Diminution de la DGA: le Tahoeraa craint à terme sa disparition

 

S’agissant de la diminution de la DGA  (ndlr: Dotation globale d’autonomie), le Tahoeraa huiraatira réagit dans un communiqué, parlant d’un « véritable reniement des engagements de l’Etat ».

Une nouvelle fois la Dotation Globale d’Autonomie (DGA) se voit amputée d’une partie de ses crédits. Ce nouveau coup de rabot de 470 millions de FCFP a été adopté lors du vote du budget de l’Outremer à l’Assemblée nationale. C’est la troisième fois que l’Etat réduit les crédits de la dette post nucléaire qui constituent pourtant un engagement ferme de l’Etat.

Cette reconnaissance avait été obtenue par Gaston Flosse auprès de Jacques Chirac après l’arrêt définitif des essais nucléaires en 1996, pour un montant de 18 milliards par an dans le cadre du FREPF (Fond de reconversion de l’économie de la Polynésie française), transformé plus tard en DGDE (Dotation globale de développement économique), puis en DGA (Dotation globale d’autonomie). Mais au fil du temps l’esprit de cette compensation a changé.
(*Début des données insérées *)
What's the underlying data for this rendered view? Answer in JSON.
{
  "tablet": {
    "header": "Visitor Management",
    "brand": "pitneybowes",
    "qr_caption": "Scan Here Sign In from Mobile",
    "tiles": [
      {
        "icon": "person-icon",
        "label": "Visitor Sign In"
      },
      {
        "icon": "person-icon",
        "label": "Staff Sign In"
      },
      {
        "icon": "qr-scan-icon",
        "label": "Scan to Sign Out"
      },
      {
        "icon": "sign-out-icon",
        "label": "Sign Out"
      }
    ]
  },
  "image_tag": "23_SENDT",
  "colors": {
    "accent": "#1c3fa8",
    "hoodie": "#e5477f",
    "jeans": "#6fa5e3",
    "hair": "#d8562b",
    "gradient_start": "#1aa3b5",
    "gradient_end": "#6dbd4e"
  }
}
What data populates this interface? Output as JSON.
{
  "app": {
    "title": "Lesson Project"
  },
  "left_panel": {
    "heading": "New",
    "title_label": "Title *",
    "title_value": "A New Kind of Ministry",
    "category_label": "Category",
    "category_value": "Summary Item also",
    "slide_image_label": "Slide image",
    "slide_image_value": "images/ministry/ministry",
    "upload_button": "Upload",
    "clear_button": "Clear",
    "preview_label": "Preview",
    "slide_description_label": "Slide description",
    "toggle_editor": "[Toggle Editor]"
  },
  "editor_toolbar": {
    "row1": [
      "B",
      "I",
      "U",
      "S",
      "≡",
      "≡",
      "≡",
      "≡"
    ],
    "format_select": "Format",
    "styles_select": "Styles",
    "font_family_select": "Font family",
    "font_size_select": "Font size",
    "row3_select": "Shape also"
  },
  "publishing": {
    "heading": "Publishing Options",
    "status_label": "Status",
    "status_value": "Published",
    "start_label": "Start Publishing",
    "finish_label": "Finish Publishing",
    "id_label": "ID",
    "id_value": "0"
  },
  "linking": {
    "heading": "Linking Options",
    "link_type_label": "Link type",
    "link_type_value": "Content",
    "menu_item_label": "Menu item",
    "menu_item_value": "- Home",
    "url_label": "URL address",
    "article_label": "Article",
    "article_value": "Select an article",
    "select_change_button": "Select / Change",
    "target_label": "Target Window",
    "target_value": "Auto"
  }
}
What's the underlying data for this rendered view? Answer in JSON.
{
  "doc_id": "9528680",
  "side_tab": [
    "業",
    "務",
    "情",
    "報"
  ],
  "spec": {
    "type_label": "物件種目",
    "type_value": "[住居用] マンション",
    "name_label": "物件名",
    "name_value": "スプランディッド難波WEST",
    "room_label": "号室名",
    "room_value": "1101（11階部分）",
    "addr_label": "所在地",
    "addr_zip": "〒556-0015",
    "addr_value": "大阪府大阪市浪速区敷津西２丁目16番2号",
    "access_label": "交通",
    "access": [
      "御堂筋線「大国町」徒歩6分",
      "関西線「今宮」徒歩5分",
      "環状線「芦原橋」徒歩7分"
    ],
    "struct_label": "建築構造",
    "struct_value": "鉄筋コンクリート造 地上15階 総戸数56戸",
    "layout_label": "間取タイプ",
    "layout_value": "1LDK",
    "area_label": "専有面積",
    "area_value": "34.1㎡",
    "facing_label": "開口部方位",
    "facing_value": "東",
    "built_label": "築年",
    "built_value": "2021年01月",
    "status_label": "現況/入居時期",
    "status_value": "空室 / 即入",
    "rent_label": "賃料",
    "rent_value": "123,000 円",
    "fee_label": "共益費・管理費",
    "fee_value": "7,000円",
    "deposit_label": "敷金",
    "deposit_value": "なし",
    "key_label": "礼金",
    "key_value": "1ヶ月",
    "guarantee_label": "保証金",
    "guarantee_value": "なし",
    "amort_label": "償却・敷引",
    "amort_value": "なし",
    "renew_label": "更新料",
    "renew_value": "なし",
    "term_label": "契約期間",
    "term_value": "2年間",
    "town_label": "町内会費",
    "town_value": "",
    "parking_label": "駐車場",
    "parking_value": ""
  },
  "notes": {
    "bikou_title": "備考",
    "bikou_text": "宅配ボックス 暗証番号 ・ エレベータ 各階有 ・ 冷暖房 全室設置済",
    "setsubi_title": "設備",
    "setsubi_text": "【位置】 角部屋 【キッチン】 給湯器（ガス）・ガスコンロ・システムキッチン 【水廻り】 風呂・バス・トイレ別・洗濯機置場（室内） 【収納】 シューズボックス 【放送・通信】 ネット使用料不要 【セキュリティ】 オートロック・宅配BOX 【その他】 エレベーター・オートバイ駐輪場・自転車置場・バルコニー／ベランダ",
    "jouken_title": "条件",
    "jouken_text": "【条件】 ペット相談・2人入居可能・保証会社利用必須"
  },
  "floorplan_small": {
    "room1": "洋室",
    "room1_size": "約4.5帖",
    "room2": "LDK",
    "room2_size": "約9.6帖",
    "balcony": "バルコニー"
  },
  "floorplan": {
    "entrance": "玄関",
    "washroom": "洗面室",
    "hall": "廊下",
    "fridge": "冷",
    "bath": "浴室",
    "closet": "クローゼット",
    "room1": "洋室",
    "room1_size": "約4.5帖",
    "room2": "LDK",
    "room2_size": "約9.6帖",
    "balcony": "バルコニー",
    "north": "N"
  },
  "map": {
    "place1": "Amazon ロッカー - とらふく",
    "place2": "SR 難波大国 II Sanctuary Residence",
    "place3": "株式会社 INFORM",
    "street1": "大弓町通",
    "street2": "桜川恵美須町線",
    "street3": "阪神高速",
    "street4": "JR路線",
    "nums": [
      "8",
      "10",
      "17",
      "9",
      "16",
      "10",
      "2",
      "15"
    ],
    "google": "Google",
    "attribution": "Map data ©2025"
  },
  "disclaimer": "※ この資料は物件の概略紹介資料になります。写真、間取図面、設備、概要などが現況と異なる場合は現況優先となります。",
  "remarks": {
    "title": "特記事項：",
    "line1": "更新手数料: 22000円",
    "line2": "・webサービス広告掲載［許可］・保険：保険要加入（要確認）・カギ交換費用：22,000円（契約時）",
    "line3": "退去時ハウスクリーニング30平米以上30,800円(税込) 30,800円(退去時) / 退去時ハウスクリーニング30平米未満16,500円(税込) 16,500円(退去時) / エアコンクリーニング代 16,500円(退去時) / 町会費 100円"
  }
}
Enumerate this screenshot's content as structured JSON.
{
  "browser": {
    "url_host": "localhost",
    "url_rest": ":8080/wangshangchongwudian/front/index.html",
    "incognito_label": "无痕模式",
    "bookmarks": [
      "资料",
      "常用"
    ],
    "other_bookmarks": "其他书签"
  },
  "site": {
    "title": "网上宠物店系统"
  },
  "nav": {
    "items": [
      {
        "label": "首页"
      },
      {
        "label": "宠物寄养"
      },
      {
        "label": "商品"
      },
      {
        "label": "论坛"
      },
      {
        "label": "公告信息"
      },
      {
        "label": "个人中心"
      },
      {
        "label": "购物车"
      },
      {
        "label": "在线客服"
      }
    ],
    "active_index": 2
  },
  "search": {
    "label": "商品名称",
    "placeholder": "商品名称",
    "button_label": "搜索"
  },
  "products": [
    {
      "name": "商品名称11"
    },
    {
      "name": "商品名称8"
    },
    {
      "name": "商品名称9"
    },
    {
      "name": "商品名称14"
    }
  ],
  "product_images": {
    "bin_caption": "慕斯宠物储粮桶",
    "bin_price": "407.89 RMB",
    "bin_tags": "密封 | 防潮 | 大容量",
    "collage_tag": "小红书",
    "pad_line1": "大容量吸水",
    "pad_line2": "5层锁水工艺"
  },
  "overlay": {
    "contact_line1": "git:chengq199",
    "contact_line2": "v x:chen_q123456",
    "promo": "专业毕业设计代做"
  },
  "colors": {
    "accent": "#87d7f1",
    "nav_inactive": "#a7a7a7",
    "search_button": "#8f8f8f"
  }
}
Reconnue à sa création en 1996 comme une dette inaliénable, elle constituait la reconnaissance par la France de la contribution essentielle consentie par les Polynésiens à la puissance militaire de la France, dont Jacques Chirac, et avant lui le Général De Gaulle, disaient « qu’elle ne s’éteindrait jamais ». Il n’aura pas fallu attendre vingt ans pour que cette dette soit réorientée, puis même progressivement réduite, s’éloignant de plus en plus de l’esprit voulu lors de sa création, s’évaporant avec le temps qui passe, alors que les polynésiens n’ont pas encore tourné la page des essais nucléaires et que la loi Morin ne satisfait personne.

Le président de l’assemblée Marcel Tuihani avait récemment exprimé sa crainte de voir une nouvelle fois la DGA amputée. Le Tahoera’a Huiraatira le déplore vivement et note que les parlementaires d’Edouard Fritch ne sont pas parvenus à empêcher cette nouvelle diminution. Au lieu de voter contre, ils ont décidé de s’abstenir, et de sacrifier les intérêts de la Polynésie française pour ne pas fâcher le gouvernement socialiste. Ce nouveau coup porté à la DGA aurait justifié de leur part une attitude plus ferme. Elle démontre aussi que les promesses du gouvernement socialiste n’engagent que ceux qui y croient.

Nous verrons bien ce que valent les engagements de la ministre des Outremers qui a affirmé qu’elle compenserait cette réduction sur son propre budget. Quand bien même Madame Pau Langevin confirmerait son engagement par courrier, la compensation ne vaudra que pour le budget 2016 et se reporterait sur le contrat de projet. La DGA, contrairement au contrat de projet, est versée en section de fonctionnement, elle est libre d’utilisation. Quel que soit le subterfuge utilisé, la DGA se retrouve réduite.

Le Tahoera’a Huiraatira se réjouit que des relations d’amitié aient été renouées au plus haut niveau de l’Etat, à Matignon et à l’Elysée, mais il s’interroge de savoir pourquoi elles ne se traduisent pas par des décisions concrètes en faveur des Polynésiens, pourquoi elles n’empêchent pas l’Etat de renier ses engagements les plus forts à leur égard ? Cette réduction progressive de la compensation post nucléaire laisse craindre à terme sa remise en cause totale.